Having written other plays about the conflict, including “The Fist” (2004) and “Desert Sunrise” (2005), he was inspired by what he called a “very disturbing” trip that he took to Hebron almost a decade ago with Breaking the Silence, a left-wing organization that encourages Israeli soldiers to talk about the occupation of the West Bank, Gaza Strip and East Jerusalem.
Shulman, who returned to Hebron last summer, views Hebron, where 67 Jews were massacred by Arab terrorists in 1929 and where 29 Arabs were murdered by Jewish extremist Baruch Goldstein in 1994, as “foreshadowing what will happen in other parts of the country.” After the 1994 massacre, he noted, the Israeli government instituted curfews on the Arabs and created an ethos and structure of spatial segregation that “formed Israelis’ thinking about the conflict.”

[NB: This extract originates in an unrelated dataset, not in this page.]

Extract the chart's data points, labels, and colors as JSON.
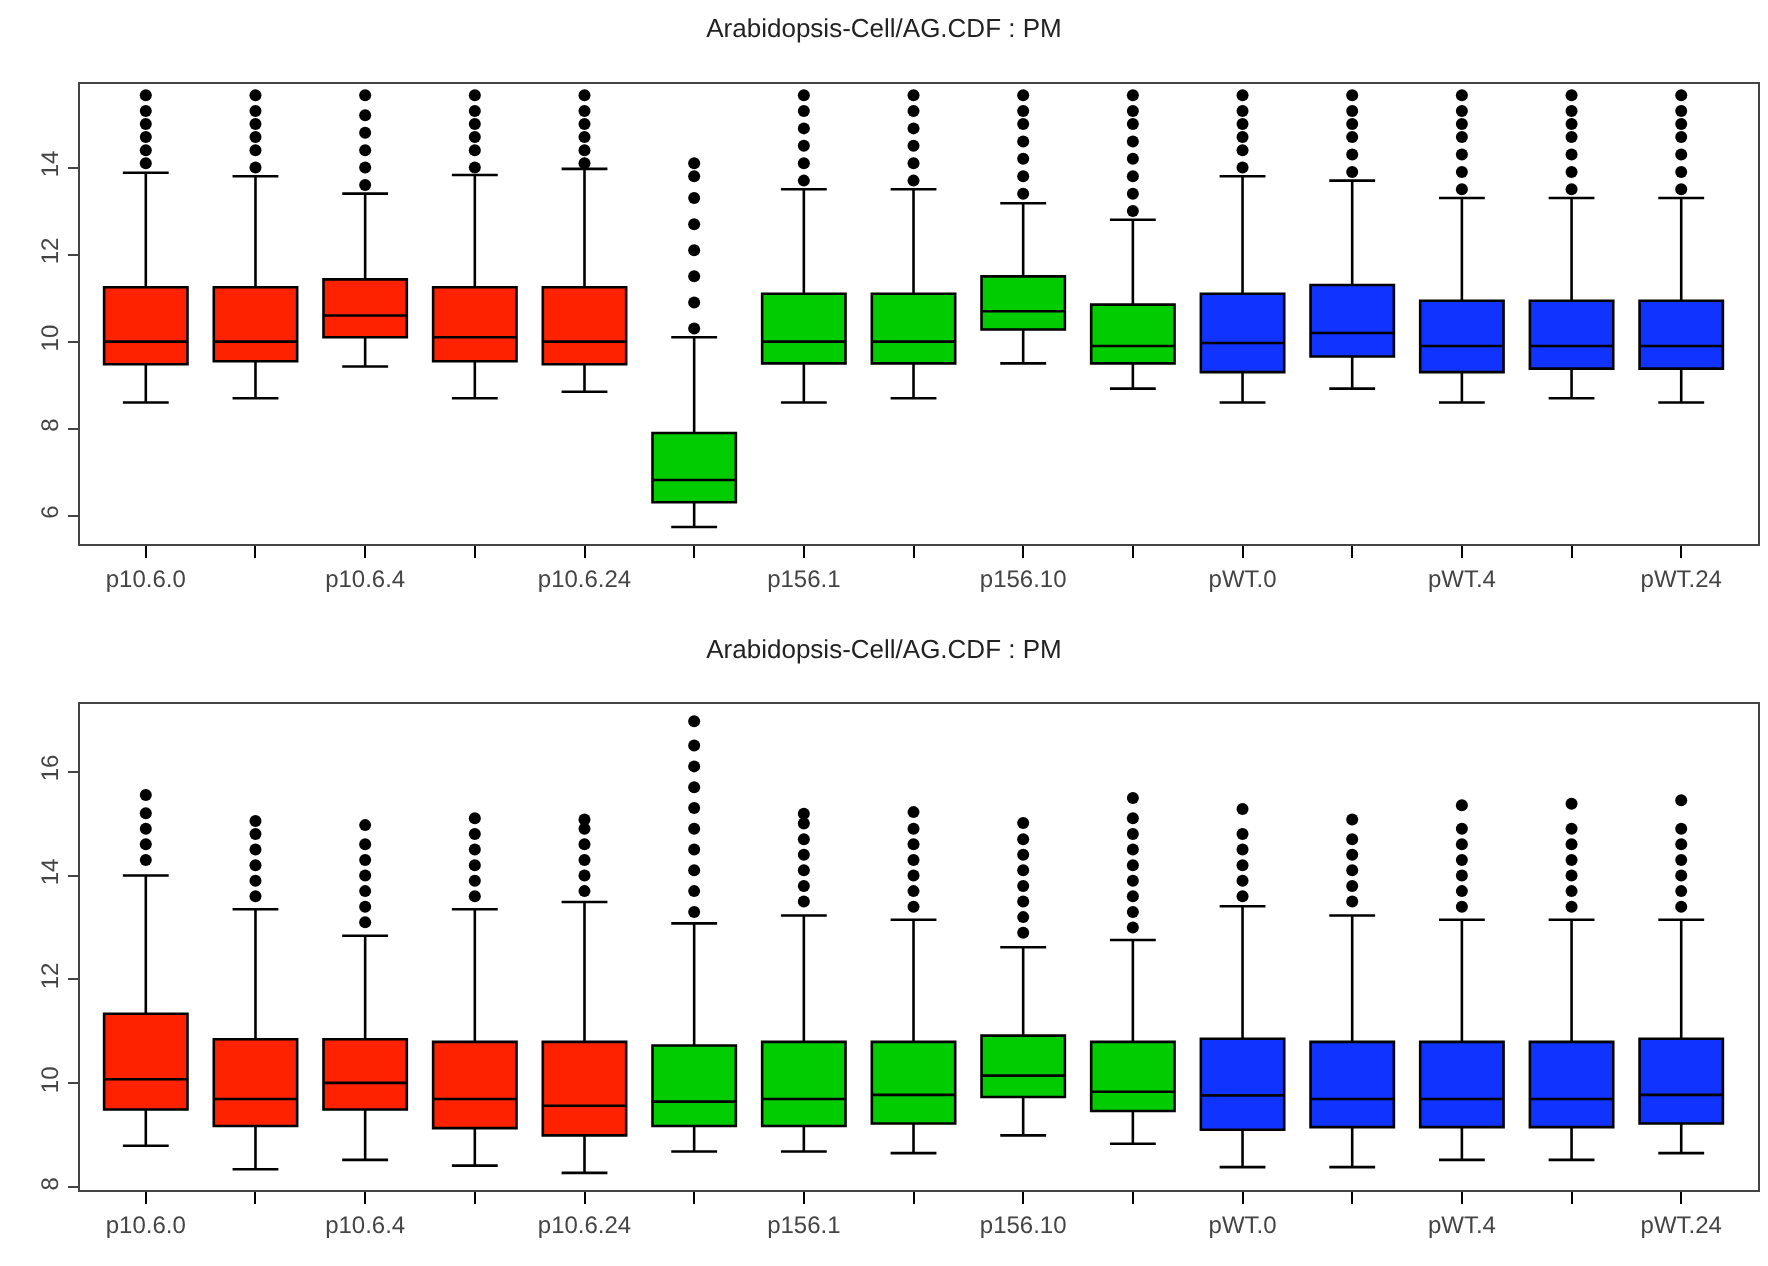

The playwright was particularly disappointed about the re-election last week of Benjamin Netanyahu, who has suggested that he will not cede any territory to the Palestinians. The country has become increasingly polarized, Shulman pointed out, to the extent that left-wing Jews (including his own father, who teaches at Hebrew University) have been physically attacked for expressing their views.
Though he hopes that his plays will “influence Israeli politics to get people to see the value of coexistence,” Shulman worries that “people will feel depressed that nothing will ever change.” But he remains hopeful that America can play a role, by “applying pressure in Israel to end the occupation.”